Gitelman syndrome (GS) is an autosomal recessive, salt-losing renal tubulopathy caused by mutations in the SLC12A3 gene; however, it can also be acquired in patients with autoimmune disease, especially in those with Sjögren's syndrome. Differentiating between the inherited and acquired forms of GS is clinically difficult. We report a case of inherited, not acquired, GS in a patient with Sjögren's syndrome. A 41-year-old woman, who had been diagnosed with Sjögren's syndrome at 27-years-old, had shown chronic hypokalemia (2.5-3.5 mmol/L).

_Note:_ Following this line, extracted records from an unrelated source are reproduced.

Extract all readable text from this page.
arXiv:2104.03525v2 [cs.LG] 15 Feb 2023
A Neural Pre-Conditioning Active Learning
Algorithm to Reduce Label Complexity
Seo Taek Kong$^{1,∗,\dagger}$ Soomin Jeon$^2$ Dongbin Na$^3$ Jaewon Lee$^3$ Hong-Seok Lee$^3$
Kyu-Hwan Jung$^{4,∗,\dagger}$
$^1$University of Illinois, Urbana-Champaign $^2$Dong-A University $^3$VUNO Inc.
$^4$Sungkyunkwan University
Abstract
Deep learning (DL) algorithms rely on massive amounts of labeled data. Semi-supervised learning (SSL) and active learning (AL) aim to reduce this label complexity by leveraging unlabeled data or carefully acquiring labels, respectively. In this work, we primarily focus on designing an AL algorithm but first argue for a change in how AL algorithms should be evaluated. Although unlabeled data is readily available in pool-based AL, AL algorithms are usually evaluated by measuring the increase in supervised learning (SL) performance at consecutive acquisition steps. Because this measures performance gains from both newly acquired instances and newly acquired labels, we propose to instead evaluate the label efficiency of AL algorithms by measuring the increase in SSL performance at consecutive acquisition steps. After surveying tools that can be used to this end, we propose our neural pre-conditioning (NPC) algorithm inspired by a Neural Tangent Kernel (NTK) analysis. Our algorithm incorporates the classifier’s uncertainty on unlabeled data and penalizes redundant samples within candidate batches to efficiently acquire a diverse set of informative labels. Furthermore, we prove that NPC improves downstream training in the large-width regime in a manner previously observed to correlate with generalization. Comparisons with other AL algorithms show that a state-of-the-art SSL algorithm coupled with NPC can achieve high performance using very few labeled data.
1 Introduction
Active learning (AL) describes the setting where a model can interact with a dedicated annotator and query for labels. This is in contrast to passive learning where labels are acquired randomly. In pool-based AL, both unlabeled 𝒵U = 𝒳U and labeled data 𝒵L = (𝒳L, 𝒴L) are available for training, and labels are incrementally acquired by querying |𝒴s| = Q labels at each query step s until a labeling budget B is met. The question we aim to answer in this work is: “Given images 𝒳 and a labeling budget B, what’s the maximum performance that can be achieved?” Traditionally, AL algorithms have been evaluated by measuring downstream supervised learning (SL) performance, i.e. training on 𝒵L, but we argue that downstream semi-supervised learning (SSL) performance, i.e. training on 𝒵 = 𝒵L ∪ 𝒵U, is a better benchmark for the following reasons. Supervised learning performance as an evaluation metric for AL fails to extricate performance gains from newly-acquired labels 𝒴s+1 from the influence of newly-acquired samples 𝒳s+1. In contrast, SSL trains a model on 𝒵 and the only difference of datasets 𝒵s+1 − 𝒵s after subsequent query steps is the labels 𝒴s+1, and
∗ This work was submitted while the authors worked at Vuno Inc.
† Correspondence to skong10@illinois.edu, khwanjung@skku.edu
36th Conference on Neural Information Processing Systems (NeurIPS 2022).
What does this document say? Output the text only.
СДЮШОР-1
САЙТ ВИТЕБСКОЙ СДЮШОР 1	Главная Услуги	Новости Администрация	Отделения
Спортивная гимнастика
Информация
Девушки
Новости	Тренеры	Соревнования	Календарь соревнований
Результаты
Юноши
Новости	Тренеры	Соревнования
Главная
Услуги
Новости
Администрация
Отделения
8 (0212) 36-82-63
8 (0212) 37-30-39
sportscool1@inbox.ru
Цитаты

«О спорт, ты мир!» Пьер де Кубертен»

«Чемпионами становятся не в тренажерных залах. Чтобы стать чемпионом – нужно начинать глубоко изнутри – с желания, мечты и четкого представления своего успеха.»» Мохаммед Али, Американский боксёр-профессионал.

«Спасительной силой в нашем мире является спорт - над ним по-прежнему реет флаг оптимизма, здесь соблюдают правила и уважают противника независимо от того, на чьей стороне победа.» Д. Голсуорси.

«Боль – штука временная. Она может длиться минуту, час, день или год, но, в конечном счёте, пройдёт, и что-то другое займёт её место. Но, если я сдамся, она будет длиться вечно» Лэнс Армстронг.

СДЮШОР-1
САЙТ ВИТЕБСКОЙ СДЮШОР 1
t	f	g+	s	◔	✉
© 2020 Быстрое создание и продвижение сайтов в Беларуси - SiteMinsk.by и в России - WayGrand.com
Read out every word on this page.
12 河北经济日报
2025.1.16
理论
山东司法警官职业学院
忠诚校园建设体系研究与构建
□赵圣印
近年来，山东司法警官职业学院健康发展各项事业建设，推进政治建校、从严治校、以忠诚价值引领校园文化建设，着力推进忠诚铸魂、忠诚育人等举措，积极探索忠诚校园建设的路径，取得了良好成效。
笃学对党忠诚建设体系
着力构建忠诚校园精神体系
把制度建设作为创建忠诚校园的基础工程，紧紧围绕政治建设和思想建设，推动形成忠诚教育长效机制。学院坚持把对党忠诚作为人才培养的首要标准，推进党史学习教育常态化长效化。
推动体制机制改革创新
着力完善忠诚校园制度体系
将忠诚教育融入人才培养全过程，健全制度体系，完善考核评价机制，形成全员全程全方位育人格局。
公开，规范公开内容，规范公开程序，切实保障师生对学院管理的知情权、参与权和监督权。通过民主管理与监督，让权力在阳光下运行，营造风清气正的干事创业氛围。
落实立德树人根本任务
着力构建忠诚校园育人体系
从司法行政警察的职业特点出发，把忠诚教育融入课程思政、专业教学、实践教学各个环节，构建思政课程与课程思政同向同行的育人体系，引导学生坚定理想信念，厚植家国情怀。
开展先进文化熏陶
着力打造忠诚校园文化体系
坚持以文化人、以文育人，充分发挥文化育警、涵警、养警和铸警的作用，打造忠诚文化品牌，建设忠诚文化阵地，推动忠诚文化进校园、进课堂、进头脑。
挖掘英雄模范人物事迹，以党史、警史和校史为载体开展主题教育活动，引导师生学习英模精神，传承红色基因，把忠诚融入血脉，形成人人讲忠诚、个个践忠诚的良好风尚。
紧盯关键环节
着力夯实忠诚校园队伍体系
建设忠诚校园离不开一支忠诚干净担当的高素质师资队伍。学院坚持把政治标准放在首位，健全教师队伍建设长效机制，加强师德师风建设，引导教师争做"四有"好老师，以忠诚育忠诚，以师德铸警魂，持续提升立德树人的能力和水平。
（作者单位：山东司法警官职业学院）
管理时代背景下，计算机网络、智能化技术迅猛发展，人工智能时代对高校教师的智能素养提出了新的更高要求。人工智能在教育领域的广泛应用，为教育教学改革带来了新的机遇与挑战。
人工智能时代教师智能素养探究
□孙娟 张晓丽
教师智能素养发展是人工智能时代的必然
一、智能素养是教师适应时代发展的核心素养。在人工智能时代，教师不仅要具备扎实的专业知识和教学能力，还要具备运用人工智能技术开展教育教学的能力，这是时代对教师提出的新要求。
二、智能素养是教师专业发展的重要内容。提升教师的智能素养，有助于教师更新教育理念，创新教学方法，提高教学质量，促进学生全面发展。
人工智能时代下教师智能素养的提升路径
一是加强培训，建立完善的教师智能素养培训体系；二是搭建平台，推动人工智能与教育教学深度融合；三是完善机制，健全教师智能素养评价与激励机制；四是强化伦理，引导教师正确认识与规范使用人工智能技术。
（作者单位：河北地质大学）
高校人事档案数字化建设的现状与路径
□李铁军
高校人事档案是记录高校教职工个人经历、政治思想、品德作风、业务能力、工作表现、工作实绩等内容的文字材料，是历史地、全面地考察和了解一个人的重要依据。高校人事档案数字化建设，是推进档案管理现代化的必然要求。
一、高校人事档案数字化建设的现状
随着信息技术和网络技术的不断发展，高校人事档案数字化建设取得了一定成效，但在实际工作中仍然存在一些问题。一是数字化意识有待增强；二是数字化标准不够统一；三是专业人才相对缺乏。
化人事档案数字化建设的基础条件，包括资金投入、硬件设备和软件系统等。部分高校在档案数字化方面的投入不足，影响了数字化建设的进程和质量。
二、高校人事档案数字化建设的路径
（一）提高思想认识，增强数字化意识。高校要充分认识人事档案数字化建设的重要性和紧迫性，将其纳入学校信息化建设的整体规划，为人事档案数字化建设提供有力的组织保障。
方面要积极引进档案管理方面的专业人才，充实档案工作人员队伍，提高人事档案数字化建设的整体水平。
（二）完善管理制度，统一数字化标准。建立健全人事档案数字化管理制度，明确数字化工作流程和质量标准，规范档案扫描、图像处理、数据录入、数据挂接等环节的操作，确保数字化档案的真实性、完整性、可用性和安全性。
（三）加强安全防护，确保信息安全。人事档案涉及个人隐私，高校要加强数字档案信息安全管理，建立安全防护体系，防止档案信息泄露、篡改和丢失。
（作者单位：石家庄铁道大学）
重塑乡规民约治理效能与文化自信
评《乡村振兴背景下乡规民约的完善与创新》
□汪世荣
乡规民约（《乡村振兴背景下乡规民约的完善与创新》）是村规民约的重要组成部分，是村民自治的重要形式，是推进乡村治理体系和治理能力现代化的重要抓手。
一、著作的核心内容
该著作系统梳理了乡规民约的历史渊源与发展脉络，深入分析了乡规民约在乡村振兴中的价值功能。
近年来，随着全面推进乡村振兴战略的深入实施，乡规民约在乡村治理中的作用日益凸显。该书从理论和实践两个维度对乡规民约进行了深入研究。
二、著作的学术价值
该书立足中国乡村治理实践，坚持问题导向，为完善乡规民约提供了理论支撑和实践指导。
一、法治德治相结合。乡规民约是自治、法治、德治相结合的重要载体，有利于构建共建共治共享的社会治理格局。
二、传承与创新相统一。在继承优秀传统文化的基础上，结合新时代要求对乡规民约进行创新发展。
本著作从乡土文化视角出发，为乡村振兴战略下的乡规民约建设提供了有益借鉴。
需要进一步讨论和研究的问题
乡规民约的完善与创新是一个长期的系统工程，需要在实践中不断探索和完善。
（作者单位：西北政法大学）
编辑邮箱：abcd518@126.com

Laboratory tests showed hypokalemic alkalosis, hypomagnesemia, and hypocalciuria, corresponding to GS. Although acquired GS associated with Sjögren's syndrome was initially suspected, a genetic test identified a novel homozygous mutation of c.1336-2A > T in the SLC12A3 gene, which resulted in aberrant splicing in the SLC12A3 transcript with the exclusion of exons 11 and 12. Thus, the GS was diagnosed as not the acquired but the inherited form. In the diagnosis of GS in patients with autoimmune disease, genetic testing of SLC12A3 is essential for differentiating the two forms.

Keywords: Exon skip; Hereditary kidney disease; Hypokalemia; Hypomagnesemia; SLC12A3; Sodium chloride cotransporter.